In Moscow, Romney toured Red Square and shook hands with Vladimir Putin, according to Romney’s campaign. (Putin’s office said it had “no record” of any meeting.) In the middle of meetings with the International Olympic Committee president, Jacques Rogge, Romney cracked wise in French.
And to complete Romney's foreign exposure and expertise:
Bullock, who often traveled with Romney, believes that his friend and colleauge was deeply touched by foreign cultures.
While these puffed up examples of Willard's foreign policy exposure make me cringe in embarrassment, the article is having the desired effect on at least one commenter.
Where are the photos of Obama and his friends in front of his boyhood church and school? Who was Obama writing love leters to in high school and college?

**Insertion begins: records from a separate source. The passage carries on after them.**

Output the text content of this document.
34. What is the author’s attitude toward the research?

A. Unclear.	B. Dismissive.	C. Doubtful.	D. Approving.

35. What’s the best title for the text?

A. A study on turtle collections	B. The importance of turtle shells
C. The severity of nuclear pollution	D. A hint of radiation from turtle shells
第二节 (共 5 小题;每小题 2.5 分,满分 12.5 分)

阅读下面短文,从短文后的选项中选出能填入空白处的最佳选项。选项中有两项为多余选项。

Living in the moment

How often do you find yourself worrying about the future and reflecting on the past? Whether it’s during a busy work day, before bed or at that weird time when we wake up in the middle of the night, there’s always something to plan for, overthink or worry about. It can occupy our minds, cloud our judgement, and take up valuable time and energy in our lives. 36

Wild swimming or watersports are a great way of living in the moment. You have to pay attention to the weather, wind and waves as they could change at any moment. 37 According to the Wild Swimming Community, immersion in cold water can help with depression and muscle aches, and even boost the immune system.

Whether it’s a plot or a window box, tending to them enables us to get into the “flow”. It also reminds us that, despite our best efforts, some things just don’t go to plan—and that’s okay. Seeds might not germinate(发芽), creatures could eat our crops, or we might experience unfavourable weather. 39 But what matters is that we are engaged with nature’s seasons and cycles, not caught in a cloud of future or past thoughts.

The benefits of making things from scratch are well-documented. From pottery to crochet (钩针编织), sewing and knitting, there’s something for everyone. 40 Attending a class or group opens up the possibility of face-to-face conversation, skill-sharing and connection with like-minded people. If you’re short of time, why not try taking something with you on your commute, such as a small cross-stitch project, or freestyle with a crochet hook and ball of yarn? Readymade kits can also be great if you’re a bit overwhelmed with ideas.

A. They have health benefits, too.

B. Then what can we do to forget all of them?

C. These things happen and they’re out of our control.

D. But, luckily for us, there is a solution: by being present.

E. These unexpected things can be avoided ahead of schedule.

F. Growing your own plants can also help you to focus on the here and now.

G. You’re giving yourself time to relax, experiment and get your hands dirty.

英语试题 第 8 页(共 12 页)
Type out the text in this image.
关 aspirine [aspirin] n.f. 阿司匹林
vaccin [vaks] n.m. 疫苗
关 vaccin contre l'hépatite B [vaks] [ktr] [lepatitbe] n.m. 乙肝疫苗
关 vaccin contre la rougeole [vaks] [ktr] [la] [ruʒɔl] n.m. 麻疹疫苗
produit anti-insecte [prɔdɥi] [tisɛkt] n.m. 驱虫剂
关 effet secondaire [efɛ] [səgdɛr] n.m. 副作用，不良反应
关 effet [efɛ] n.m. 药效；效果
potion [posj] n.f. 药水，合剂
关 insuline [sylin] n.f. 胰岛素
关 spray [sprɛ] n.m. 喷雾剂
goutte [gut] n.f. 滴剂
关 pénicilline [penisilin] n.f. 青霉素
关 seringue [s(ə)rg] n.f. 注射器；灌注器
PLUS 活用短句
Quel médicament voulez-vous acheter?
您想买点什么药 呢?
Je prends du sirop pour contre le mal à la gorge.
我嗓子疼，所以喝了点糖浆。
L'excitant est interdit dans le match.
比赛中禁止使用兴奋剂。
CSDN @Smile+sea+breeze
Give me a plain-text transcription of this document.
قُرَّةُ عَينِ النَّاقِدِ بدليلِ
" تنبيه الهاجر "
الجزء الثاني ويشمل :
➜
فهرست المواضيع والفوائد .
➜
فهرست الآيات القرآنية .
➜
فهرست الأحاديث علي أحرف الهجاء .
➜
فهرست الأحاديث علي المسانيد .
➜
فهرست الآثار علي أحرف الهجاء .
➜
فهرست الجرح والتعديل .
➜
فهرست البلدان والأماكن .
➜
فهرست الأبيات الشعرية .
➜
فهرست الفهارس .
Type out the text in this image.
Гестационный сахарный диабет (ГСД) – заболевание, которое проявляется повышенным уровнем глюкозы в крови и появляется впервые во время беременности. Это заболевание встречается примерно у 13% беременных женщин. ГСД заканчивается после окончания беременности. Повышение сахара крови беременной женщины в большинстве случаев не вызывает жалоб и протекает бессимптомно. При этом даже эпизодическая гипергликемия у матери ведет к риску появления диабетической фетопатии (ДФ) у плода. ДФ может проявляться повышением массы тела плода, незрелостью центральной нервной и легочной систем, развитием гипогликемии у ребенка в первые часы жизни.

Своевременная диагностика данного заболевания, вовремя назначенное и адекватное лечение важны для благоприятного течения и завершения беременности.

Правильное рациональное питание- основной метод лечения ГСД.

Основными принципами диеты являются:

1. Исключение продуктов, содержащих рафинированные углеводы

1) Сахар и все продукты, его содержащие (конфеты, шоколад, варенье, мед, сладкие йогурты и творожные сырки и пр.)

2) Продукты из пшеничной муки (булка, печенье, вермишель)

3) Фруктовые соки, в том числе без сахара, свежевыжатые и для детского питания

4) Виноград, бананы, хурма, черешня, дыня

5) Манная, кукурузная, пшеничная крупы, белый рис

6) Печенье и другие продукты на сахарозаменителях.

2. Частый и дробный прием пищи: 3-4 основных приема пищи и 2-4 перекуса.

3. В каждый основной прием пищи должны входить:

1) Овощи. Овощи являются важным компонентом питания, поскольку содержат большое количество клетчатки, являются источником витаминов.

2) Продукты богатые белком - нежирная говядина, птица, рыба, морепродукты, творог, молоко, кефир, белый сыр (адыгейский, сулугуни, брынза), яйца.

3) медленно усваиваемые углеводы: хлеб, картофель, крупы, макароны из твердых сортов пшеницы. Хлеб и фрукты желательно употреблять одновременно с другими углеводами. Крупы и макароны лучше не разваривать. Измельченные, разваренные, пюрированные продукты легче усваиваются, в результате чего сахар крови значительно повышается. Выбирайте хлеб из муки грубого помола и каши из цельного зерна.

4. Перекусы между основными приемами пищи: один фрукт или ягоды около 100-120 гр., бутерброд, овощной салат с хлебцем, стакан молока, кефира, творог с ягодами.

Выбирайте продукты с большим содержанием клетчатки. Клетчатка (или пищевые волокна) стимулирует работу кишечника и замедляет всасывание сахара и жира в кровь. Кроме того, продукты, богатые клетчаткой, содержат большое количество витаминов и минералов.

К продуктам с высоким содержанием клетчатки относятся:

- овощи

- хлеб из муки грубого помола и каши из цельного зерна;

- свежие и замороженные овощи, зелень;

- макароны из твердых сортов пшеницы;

Romney is serving a religious mission while Obama snorts cocaine. Romney is earning top grades in simultaneous law school and MBA while raising a young family. Obama is attending school on a foreign student schlarship and his transcripts are all sealed. Romney is a success in business, elected office, and the Olympics. Obama has been a miserable failure. Yeah, I think I know who to vote for now. Thanks, WaPo.
10:51 AM PT: Looks like Romney's attempts to make President Obama look bad are boomeranging on him, with Australia's Bob Carr saying Romney twisted his remarks.
He said his exact comment to Mr Romney was: "America is just one budget deal away from ending all talk of America being in decline," Senator Carr said in a statement on Monday.
Senator Carr said his comment was in praise of US economic strengths.
Opposition foreign affairs spokesperson Julie Bishop said Senator Carr's comments were being reported as implicit criticism of President Barack Obama's performance.